Search Warrants: Investigators’ Good Faith Cannot Always Be Presumed

Authors: Léon H. Moubayed, Sarah Gorguos and Hannah Geis

In Demers c R, 2019 QCCA 518, the Court of Appeal of Québec acquitted the appellant, who had previously been convicted by the Court of Québec on the basis of evidence obtained as a result of an illegal search and seizure. The Court of Appeal held that, when the affidavit filed to support an application for a search warrant contains substantial inaccuracies that demonstrate gross negligence on the part of the investigators, their good faith can no longer be presumed.

In this particular case, the affiant, a police officer, had signed a lengthy affidavit (known as an Information to Obtain or ITO) to support an application to obtain a warrant to search the appellant’s residence. A search warrant was ultimately issued by a judge. Evidence collected during the search and seizure that was subsequently executed by the police was essential to convicting the appellant.

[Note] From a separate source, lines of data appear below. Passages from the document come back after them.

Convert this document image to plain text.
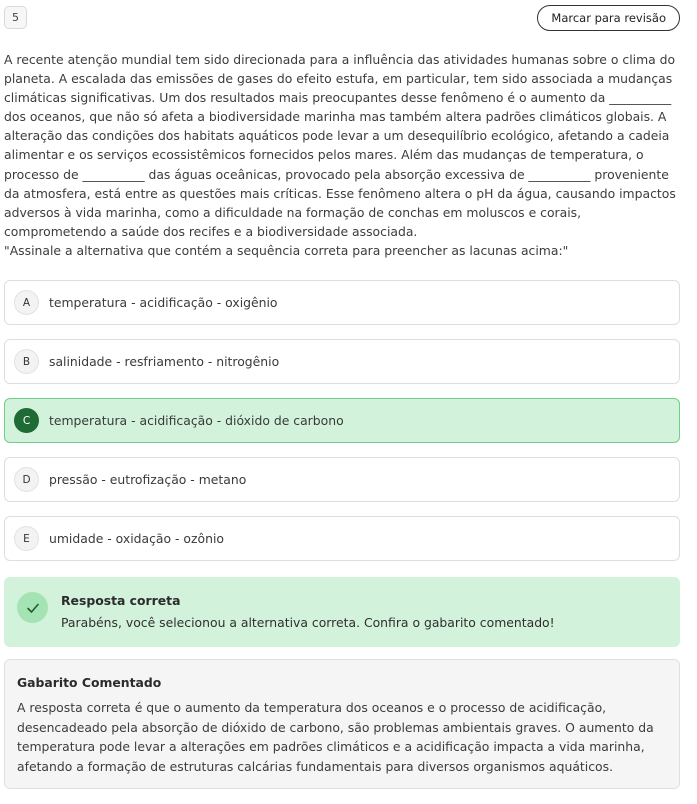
5	Marcar para revisão

A recente atenção mundial tem sido direcionada para a influência das atividades humanas sobre o clima do planeta. A escalada das emissões de gases do efeito estufa, em particular, tem sido associada a mudanças climáticas significativas. Um dos resultados mais preocupantes desse fenômeno é o aumento da __________ dos oceanos, que não só afeta a biodiversidade marinha mas também altera padrões climáticos globais. A alteração das condições dos habitats aquáticos pode levar a um desequilíbrio ecológico, afetando a cadeia alimentar e os serviços ecossistêmicos fornecidos pelos mares. Além das mudanças de temperatura, o processo de __________ das águas oceânicas, provocado pela absorção excessiva de __________ proveniente da atmosfera, está entre as questões mais críticas. Esse fenômeno altera o pH da água, causando impactos adversos à vida marinha, como a dificuldade na formação de conchas em moluscos e corais, comprometendo a saúde dos recifes e a biodiversidade associada.

"Assinale a alternativa que contém a sequência correta para preencher as lacunas acima:"

A	temperatura - acidificação - oxigênio
B	salinidade - resfriamento - nitrogênio
C	temperatura - acidificação - dióxido de carbono
D	pressão - eutrofização - metano
E	umidade - oxidação - ozônio
Resposta correta
Parabéns, você selecionou a alternativa correta. Confira o gabarito comentado!
Gabarito Comentado

A resposta correta é que o aumento da temperatura dos oceanos e o processo de acidificação, desencadeado pela absorção de dióxido de carbono, são problemas ambientais graves. O aumento da temperatura pode levar a alterações em padrões climáticos e a acidificação impacta a vida marinha, afetando a formação de estruturas calcárias fundamentais para diversos organismos aquáticos.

The trial judge found that several allegations in the affidavit were inaccurate, incomplete or simply misleading. Thus, he considered that the seizure was unreasonable and illegal because there was insufficient evidence to give rise to a search warrant for a private residence and only “suspicions” existed with respect to the appellant. When reviewing section 24(2) of the Canadian Charter of Rights and Freedoms, the trial judge determined that the impact of the violation on the accused’s rights weighed in favour of excluding the evidence, while the societal interest in having the case heard on the merits weighed in favour of admitting it.

Crucially, the trial judge held that the seriousness of the state’s infringing conduct did not justify excluding the evidence, basing his reasoning on his finding that the affiant had not acted in bad faith.

The Court of Appeal found that the trial judge erred in limiting his analysis to the good faith (or lack of bad faith) of the affiant, without adequately considering the seriousness of the conduct of the officers. Although the testimony of two police officers upon whose reports the affiant claimed to have relied revealed the inaccuracies of the affidavit, the affiant was not called to testify. In summary, the trial judge assumed that the affiant had not acted in bad faith, despite lack of positive evidence to that effect. In contrast, the Court of Appeal found that the bad faith demonstrated by the numerous inaccuracies in the affidavit was serious; far from being a minor or inadvertent violation, the officers’ conduct amounted to gross negligence.

Because of the multiple, significant inaccuracies in the affidavit, the Court of Appeal found that the evidence did not allow the trial judge to simply presume that the police officers had acted in good faith. In these circumstances, the Court of Appeal concluded that the seriousness of the state’s infringing conduct weighed in favour of excluding the seized evidence. Thus, the correct balancing of the various factors should have led the trial judge to exclude the seized evidence and, as a result, to find the appellant not guilty.

Demers is important because it establishes that, where police officers or other agents of the state commit serious violations of their obligation to set out the facts fully and frankly in an affidavit (ITO), their good faith cannot be presumed; it must be demonstrated.